Black Feminist Thought – Examines the development and materialization of Black feminist thoughts within historical, social, political, and cultural contexts. Interdisciplinary in focus, it surveys feminist politics and theories through films, popular culture, manifestos, literary texts, archives, and theoretical and historical essays. In addition, this course will address how the concepts of black feminism and black womanhood overlap and diverge in accordance with the modes of representation used to articulate them.

AM 351D 002 The Funny Thing About History

Rebecca Krefting 4 credits

Men in Funny Positions with Yellow Background

This course focuses on the historiography of stand-up comedy or the study of historical writings about stand-up comedy spanning from the mid-20th century to the present. We will critically examine how the history of stand-up comedy has been told – who gets to write it, which comics get remembered, how such histories are gendered and raced, and the politics of editing.

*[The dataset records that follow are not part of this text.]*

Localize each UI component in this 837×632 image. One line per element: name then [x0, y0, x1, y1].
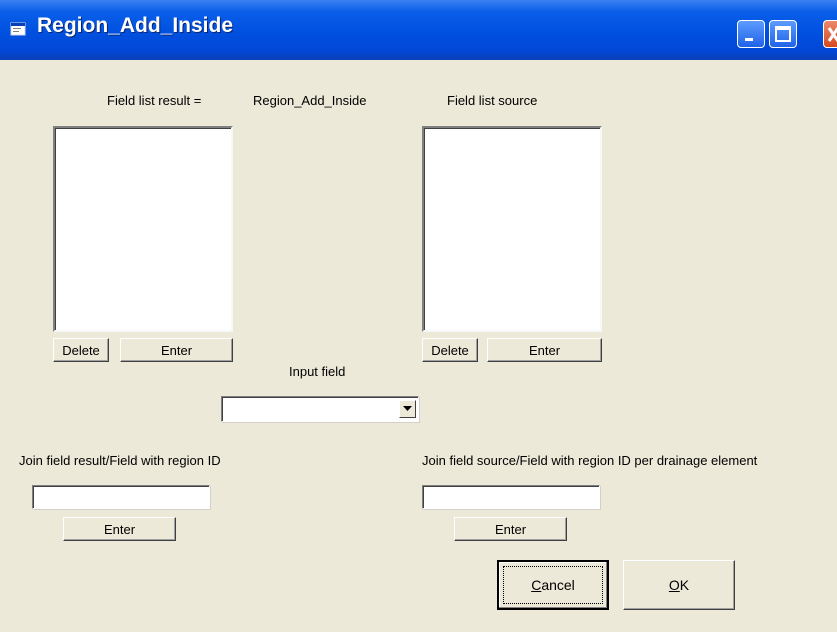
enter-join-source-button[interactable]: Enter: [454, 517, 567, 541]
field-list-result-label: Field list result =: [107, 93, 202, 108]
region-name-label: Region_Add_Inside: [253, 93, 367, 108]
maximize-button[interactable]: [769, 20, 797, 48]
field-list-source-listbox[interactable]: [422, 126, 602, 332]
join-result-label: Join field result/Field with region ID: [19, 453, 221, 468]
title-bar[interactable]: Region_Add_Inside: [0, 0, 837, 60]
join-source-label: Join field source/Field with region ID p…: [422, 453, 758, 468]
join-source-input[interactable]: [422, 485, 600, 509]
delete-source-button[interactable]: Delete: [422, 338, 478, 362]
ok-label: OK: [668, 577, 690, 593]
enter-join-result-button[interactable]: Enter: [63, 517, 176, 541]
input-field-label: Input field: [289, 364, 346, 379]
maximize-icon: [775, 26, 791, 42]
focus-rectangle: [503, 566, 603, 604]
close-button[interactable]: [823, 20, 837, 48]
minimize-button[interactable]: [737, 20, 765, 48]
ok-button[interactable]: OK: [623, 560, 735, 610]
delete-result-button[interactable]: Delete: [53, 338, 109, 362]
close-icon: [827, 27, 837, 42]
input-field-combobox[interactable]: [221, 396, 419, 422]
input-field-dropdown-button[interactable]: [399, 400, 416, 418]
chevron-down-icon: [403, 406, 412, 411]
app-icon: [10, 22, 26, 36]
field-list-result-listbox[interactable]: [53, 126, 233, 332]
join-result-input[interactable]: [32, 485, 210, 509]
minimize-icon: [745, 38, 753, 41]
cancel-button[interactable]: Cancel: [497, 560, 609, 610]
window-title: Region_Add_Inside: [37, 14, 234, 37]
enter-source-button[interactable]: Enter: [487, 338, 602, 362]
enter-result-button[interactable]: Enter: [120, 338, 233, 362]
field-list-source-label: Field list source: [447, 93, 538, 108]
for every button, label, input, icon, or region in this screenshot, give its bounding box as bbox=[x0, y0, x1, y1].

Students will conduct original research to re-write the history of stand-up in particular periods with a focus on the following forces shaping comedy: clubs/venues, the economy, gender politics, comedy styles, racial/ethnic humor, technologies, and audience. 

 

AM 356 Sports Cinema

Jeffrey Segrave4 credits

Image of the film set of Rocky

This classs puts in context and critiques feature films and documentaries about sports to understand and appreciate – aesthetically, historically, culturally – a wide variety of experiences and issues. The course is also intended to enhance visual literacy, and thus students will assess the films as films, which have theur own codes and conventions. As one would expect, most of the fims we will study were made the set in the United States. A notable exception in Leni Riefenstahl's Olympia (1938), which chronicles and celebrates the 1936 Berlin Olympic games. We will screen several "classic" sport films – among them, Knute Rockne – All American (1940), Raging Bull (1980), and Hoop Dreams (1994). After spring break, we will pair a Hollywood feature film with a related documentary: so, for example, Ken Carlson's Go Tigers! (2001), which is about high school football in Massillon, Ohio, will be pared with Peter Berg's Friday Night Lights (2004). The point is not to suggest that documentaries provide a more accurate version of sporting reality; rather, it is to consider what different kinds of visual texts, grammars, and discourses do well (and poorly) and how they interact with and enhance one another. Students are required to attend a weekly evening film screening.

AM 362 American Autobiography

Daniel Nathan | 3 credits

Covers of Autobiographies

An examination of American culture through the lives of specific people as recorded in their autobiographies. The course explores autobiographies. The course explores autobiography both as an act of self-creation and as a reflection of culture. Various autobiographies are examined for their revelations about choices, crises, values, and experiences of representative people in particular periods of the American past.

Note(s): 300-level courses in American Studies are not ordinarily open to first-year students except by permission of the instructor.